In my family a gathering consists of like 100 people. So I think, naturally, we just fall into these roles early on in our lives that make us who we are later on. And it just becomes who we are.
So for me if I answer the question, when have you volunteered? You know, it's like, I don't remember a time where I didn't, you know, it's like such a big part of who I am.
Why would you suggest someone volunteer for Race The Bronx?
I think that it is so important for us to always give back to where we come from. Especially when you're from that Bronx area because you're bringing a real experience and real energy. It's not like someone else coming from somewhere else and coming into our community and doing something or changing something.
You know, that's a big problem that we have in New York. And we've been very loud about it in the last couple of years. The way that we avoid that type of gentrification in our own communities is by actually being a part of our own communities. You know, a lot of us go to college, don't go to college, make some money, and don't make some money.
Many of us leave our communities. And because we don't live there, we don't come back and do anything for them. I think if we can change that--like yes, it's important to survive the hood.
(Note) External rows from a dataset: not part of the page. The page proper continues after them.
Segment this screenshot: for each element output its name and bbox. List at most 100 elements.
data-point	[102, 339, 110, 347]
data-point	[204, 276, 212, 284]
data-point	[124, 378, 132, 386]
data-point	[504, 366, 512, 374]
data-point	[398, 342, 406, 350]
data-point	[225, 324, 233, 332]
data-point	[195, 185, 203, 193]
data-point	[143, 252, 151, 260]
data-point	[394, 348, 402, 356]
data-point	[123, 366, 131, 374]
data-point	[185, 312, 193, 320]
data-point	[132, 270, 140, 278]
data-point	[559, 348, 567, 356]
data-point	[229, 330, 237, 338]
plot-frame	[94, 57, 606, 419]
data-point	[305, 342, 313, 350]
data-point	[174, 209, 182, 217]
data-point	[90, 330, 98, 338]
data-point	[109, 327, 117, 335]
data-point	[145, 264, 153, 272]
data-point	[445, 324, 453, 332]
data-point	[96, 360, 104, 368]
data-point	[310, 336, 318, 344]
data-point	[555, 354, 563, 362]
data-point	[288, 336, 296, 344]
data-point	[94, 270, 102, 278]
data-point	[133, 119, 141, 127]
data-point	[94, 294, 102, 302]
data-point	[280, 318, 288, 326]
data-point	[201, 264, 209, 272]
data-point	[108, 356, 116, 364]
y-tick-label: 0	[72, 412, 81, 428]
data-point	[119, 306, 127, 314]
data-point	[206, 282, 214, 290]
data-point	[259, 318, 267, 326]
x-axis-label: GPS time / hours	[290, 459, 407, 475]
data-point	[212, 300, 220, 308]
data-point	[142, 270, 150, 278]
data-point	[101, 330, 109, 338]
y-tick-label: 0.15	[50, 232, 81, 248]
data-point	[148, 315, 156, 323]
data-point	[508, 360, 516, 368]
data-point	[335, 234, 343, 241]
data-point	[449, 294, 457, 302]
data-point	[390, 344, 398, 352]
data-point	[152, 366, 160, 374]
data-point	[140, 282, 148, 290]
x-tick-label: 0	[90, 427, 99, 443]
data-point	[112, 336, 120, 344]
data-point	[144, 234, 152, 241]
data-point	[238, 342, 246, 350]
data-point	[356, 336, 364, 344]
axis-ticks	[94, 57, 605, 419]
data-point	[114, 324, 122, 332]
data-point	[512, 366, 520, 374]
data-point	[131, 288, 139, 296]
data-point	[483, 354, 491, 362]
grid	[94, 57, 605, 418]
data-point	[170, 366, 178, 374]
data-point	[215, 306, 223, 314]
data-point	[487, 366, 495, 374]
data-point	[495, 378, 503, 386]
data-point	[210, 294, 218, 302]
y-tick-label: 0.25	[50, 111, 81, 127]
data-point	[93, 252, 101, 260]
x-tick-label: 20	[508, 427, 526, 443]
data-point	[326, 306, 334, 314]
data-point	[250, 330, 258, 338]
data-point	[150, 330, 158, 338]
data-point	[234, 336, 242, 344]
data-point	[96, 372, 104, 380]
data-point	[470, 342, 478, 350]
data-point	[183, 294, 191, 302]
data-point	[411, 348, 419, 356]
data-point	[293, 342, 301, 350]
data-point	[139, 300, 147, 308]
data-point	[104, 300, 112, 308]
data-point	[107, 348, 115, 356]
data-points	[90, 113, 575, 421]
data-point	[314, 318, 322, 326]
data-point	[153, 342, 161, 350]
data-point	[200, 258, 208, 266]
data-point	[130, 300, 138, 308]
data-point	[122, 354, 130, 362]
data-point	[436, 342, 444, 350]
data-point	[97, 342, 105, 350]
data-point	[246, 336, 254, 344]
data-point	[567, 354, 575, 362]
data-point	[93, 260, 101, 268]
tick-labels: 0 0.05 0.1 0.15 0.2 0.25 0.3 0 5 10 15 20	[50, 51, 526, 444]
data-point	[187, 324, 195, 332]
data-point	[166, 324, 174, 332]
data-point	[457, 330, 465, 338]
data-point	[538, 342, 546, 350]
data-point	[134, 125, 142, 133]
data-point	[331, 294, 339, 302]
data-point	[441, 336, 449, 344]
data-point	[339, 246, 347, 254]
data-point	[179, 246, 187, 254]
When you come from places like Soundview or The Bronx you feel accomplished, right? “When you leave the hood?” I say that in air quotes. But in reality, I find more pride and staying in the hood and building it up and making it better.
You know, even if I leave, you know, like I'm back, and I'm here and we should ask ourselves:
How can I help? What can I do?
So to be a volunteer in races, like the Soundview 5K for me, it's just like, being part of a legacy. Honestly, because who are we if we're not present in our own community and are we just going to let other people come in and do what we can do for ourselves?
Amen to that. You know, Gina, it's been so wonderful talking to you today. I'm sure we've crossed paths many times. Certainly, I am looking forward to sharing future moments with you.
I just want to thank you so much for you also taking the time and also doing all of this and helping Race The Bronx with everything. I think it's so important that we stay active in our communities and make these things special. I love all of this race community building in The Bronx that is happening for us.
Sydney Valerio is a storyteller and writer for Race The Bronx. She is a local Bronx crew runner and marathoner. She believes in the healing power of beets and community.